Ci sono alcuni effetti di questa dinamica che potrebbero non essere ovvi sulle prime e che contribuiscono ad avere un'economia in buona salute. Cominciamo con il caso in cui la gente risparmia più di prima, in tal modo aumentando l'offerta di soldi prestabili e di capitale prestabile, e quindi diminuendo i tassi di interesse. Dal punto di vista di un'impresa, tassi di interesse più bassi significano che adesso è redditizio iniziare progetti a lungo termine che non sarebbero redditizi con tassi di interesse più alti. Le imprese quindi rispondono ai tassi più bassi cogliendo l'opportunità di avviare progetti a lungo termine, mirati ad aumentare la loro capacità produttiva futura, per esempio espandere strutture esistenti, o costruire nuovi stabilimenti, o acquistare nuovi equipaggiamenti e macchinari. Guardate la cosa anche dal punto di vista del risparmiatore che aumenta i suoi risparmi: il fatto che tu hai aumentato i tuoi risparmi vuol dire che tu hai relativamente diminuito il tuo desiderio di consumare nel presente; questo è un altro incentivo per le imprese ad investire nel futuro, cioè intraprendere progetti di investimento di elevata durata temporale che diano i loro frutti nel futuro, con un occhio alla produzione futura, anziché produrre e vendere cose oggi. D'altra parte, se la gente ha un desiderio forte di consumare adesso, risparmierà di meno, quindi i tassi di interesse saranno più alti, il che renderà meno attraente per le imprese intraprendere progetti a lungo termine; la grande quantità di denaro dei consumatori che è sul tavolo adesso rende conveniente produrre e vendere oggi. Il modo di esprimere questa felice situazione è dire che il tasso di interesse coordina la produzione attraverso il tempo. Assicura che le forze di mercato siano dosate in un mix compatibile: se la gente vuole consumare adesso, le imprese rispondono di conseguenza; se la gente vuole consumare in futuro, le imprese allocano le loro risorse di conseguenza, per soddisfare questo desiderio. Per esempio, le imprese non riserveranno molte risorse alla ricerca e sviluppo, quando i consumatori preferiscono che esistano più beni adesso.

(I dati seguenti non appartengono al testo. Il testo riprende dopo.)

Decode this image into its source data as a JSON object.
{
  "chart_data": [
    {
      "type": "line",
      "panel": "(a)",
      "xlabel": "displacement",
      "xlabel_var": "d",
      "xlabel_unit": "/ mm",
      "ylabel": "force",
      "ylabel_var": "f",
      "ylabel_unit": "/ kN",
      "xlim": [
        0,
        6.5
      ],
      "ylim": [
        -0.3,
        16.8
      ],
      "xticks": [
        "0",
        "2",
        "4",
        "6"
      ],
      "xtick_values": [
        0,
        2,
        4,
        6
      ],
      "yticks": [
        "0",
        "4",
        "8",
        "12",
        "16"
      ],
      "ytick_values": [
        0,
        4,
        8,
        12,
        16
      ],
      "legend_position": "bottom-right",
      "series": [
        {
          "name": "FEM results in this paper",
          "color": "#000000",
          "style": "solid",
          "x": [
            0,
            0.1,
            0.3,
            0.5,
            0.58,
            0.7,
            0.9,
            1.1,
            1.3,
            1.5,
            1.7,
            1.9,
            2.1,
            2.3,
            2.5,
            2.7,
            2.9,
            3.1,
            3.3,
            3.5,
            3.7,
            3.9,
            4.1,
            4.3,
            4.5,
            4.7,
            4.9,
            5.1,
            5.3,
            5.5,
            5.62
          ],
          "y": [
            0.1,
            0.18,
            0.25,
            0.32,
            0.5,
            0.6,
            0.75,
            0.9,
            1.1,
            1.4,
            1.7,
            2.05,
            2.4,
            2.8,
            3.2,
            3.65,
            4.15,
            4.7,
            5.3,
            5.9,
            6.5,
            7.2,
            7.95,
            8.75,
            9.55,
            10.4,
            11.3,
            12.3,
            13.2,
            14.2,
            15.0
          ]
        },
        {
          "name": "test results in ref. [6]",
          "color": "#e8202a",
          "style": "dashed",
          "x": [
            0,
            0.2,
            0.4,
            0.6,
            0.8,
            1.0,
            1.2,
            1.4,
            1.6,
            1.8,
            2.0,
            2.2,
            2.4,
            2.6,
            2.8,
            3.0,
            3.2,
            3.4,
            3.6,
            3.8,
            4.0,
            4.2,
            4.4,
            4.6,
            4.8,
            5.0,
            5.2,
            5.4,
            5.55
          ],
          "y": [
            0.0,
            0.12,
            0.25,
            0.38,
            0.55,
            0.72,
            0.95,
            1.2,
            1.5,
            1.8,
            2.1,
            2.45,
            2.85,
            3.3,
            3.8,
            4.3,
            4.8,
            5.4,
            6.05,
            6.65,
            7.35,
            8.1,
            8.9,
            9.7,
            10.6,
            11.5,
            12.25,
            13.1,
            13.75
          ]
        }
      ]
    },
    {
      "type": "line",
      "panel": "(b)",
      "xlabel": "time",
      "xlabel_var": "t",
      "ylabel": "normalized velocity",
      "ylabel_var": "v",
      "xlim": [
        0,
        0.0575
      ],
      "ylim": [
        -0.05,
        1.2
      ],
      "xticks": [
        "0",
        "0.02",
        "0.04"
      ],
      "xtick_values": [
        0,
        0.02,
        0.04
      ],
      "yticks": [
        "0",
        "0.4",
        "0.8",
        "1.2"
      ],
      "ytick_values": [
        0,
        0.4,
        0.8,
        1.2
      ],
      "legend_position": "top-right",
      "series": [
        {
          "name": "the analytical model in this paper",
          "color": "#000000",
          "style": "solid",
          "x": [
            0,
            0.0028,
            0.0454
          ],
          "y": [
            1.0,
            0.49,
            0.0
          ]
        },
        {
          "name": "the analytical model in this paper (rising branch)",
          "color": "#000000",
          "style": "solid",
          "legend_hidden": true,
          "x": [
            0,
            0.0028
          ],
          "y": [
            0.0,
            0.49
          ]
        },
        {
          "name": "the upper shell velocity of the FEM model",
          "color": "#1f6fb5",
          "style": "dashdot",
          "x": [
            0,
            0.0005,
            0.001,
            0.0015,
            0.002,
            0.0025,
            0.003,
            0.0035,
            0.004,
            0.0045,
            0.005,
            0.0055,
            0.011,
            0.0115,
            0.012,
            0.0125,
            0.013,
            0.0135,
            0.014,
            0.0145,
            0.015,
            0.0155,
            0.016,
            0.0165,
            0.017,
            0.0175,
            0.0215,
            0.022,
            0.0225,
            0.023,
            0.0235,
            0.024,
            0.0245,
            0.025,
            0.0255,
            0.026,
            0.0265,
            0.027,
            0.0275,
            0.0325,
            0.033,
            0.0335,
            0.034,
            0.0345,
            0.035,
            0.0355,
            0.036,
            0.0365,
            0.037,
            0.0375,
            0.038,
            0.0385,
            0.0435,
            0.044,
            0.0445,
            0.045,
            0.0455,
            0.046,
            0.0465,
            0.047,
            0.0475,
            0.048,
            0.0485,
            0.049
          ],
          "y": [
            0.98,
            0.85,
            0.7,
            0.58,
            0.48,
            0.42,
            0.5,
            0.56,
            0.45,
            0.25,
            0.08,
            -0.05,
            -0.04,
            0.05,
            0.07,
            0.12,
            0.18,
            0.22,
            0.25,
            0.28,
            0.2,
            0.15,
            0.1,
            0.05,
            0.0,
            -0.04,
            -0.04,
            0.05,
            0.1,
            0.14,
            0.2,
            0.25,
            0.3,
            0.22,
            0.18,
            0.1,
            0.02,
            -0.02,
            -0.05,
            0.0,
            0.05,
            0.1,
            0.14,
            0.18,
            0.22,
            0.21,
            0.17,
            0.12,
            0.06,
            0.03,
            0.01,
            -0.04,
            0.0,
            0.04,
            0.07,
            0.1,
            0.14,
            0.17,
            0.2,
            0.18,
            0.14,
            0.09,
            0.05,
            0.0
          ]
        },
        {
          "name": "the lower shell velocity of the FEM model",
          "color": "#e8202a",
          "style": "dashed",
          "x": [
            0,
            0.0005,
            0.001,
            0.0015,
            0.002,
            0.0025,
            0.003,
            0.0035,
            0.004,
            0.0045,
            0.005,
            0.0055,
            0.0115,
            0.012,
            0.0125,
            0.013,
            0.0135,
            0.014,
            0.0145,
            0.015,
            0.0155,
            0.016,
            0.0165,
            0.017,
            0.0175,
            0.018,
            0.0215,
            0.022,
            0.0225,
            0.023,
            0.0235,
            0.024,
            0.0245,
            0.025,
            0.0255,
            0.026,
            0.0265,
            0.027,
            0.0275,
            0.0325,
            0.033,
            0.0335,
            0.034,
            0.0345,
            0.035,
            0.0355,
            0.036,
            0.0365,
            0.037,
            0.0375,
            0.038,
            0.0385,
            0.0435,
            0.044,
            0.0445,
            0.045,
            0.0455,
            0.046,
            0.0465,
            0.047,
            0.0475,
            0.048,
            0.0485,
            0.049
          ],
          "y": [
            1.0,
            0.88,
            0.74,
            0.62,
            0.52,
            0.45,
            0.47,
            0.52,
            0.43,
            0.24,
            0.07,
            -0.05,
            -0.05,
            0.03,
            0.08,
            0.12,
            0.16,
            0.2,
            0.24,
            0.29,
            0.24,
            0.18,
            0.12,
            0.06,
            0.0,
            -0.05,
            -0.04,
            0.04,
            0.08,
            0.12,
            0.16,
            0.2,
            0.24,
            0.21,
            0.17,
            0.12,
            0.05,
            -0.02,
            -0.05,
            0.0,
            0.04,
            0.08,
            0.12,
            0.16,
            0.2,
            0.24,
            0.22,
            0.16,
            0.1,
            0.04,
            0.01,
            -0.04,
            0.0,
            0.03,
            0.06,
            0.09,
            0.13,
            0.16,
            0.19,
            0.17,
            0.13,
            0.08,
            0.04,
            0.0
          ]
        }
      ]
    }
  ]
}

Ma a questo punto entra in scena la Banca centrale (FED). Il tasso di interesse può effettuare questa funzione di coordinamento solo se gli si permette di aumentare e diminuire liberamente, in risposta ai cambiamenti della domanda e dell'offerta. Se la Banca centrale manipola i tassi di interesse, non dovrebbe sorprenderci se osserviamo uno scoordinamento su scala enorme. Come vedremo dopo, la Banca centrale può utilizzare vari strumenti per manipolare i tassi di interesse e farli aumentare o diminuire. Supponiamo che la Banca diminuisca i tassi di interesse. Come abbiamo visto, sul mercato libero i tassi di interesse scendono perché i cittadini stanno risparmiando di più. Ma quando la Banca centrale diminuisce i tassi di interesse in modo artificiale, i tassi non riflettono più il reale stato della domanda dei consumatori e in generale delle condizioni economiche: la gente non ha davvero aumentato i propri risparmi o indicato un desiderio di diminuire il proprio consumo presente. Questi tassi di interesse artificialmente bassi ingannano gli investitori: fanno improvvisamente sembrare redditizi alcuni investimenti che in condizioni normali sarebbero correttamente giudicati non redditizi. Dal punto di vista dell'economia complessiva, vengono prese decisioni di investimento irrazionali; l'attività di investimento è distorta. La politica di "credito facile" della Banca centrale fa credere alle imprese che ora sia un buon momento per investire in progetti a lungo termine. Ma in realtà i cittadini non hanno manifestato alcuna intenzione di voler posporre il loro consumo presente in modo da liberare risorse che le imprese possano impiegare per progetti a lungo termine. Anche nel caso in cui alcune imprese riescano effettivamente a portare a termine il loro progetto nonostante il livello di risparmio dei consumatori relativamente basso, c'è ragione di credere che in futuro, quando le imprese vorranno vendere il prodotto finito e ottenere così i benefici del loro investimento a lungo termine, i consumatori non avranno abbastanza potere d'acquisto per acquistare il prodotto.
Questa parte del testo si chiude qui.